As the year 2004 marks Tasmania’s 200th anniversary of it’s settlements by Europeans, this uniquely beautiful island – usually referred to by Australians as ‘Tassie’ – is being rediscovered. Tasmania is Australia’s second oldest and also its smallest state with a population of 473,000.

Aborigines first settled in Tasmania some 30.000 years ago by migrating across the land bridge that joined Tasmania to the rest of Australia. In 1642, the Dutch navigator Abel Tasman was the first European to discover Tasmania but settlement did not start before 1803. Convicts formed part of the first groups sent to establish a foothold on the island that was home to an estimated 5.000 to 10.000 Aborigines. Conflict was inevitable and within 50 years the aborigines were systematically exterminated. In 1876, the last full-blooded Tasmanian Aboriginal died. A small aboriginal community on Cape Barren Island still exist, however none of them are full-blooded Tasmanian aborigines.

Known world wide for its pristine wilderness, about one quarter of Tasmania is contained in national parks, and most of this has world heritage status.

It is a place of great contrasts: much of the interior consists of rugged mountain ranges, bordered by delicate alpine moorlands and thick rainforests, with untamed rivers and picturesque waterfalls.
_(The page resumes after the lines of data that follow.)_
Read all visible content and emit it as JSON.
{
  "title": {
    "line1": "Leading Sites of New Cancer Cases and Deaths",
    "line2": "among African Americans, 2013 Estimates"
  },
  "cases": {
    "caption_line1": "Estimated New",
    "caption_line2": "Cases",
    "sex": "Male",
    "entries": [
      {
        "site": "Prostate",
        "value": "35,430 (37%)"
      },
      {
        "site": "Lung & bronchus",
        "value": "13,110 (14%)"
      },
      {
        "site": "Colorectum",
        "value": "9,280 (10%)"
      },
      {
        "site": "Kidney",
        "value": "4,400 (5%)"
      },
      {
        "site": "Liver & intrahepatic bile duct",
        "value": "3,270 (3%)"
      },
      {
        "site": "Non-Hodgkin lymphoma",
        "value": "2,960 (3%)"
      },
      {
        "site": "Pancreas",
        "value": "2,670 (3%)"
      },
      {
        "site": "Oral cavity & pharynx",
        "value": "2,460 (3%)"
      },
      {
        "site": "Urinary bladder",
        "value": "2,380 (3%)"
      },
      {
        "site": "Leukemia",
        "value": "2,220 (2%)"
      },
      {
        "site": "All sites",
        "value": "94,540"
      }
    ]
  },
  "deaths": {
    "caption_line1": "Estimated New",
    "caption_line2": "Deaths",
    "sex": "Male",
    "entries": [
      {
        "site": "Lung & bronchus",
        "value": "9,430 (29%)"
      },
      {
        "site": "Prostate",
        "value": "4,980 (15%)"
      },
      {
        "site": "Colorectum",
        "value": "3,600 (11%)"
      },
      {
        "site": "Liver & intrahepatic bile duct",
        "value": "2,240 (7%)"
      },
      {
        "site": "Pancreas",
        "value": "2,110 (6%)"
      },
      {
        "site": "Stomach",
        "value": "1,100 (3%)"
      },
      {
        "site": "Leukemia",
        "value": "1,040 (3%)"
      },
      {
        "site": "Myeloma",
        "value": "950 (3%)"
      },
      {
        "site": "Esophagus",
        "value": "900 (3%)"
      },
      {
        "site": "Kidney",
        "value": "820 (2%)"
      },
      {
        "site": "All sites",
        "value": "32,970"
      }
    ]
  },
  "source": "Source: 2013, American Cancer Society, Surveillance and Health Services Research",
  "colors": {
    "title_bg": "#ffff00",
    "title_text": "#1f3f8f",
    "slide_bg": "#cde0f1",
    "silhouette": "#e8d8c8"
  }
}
By comparison, the beautiful coast holds charming coves and wild beaches, shallow bays and broad estuaries, whereas the Tasman Peninsula in the south is know for its spectacular sea cliffs.

While Tasmania today is known as a remote wilderness destination, past atrocious environmental decisions have left deep scars; the discovery of minerals (gold, silver, lead, copper) around Queenstown lead to decades of exploitative mining, leaving deep eroded gullies and multicolored naked hills. Only during the past few years the land has begun to repair itself.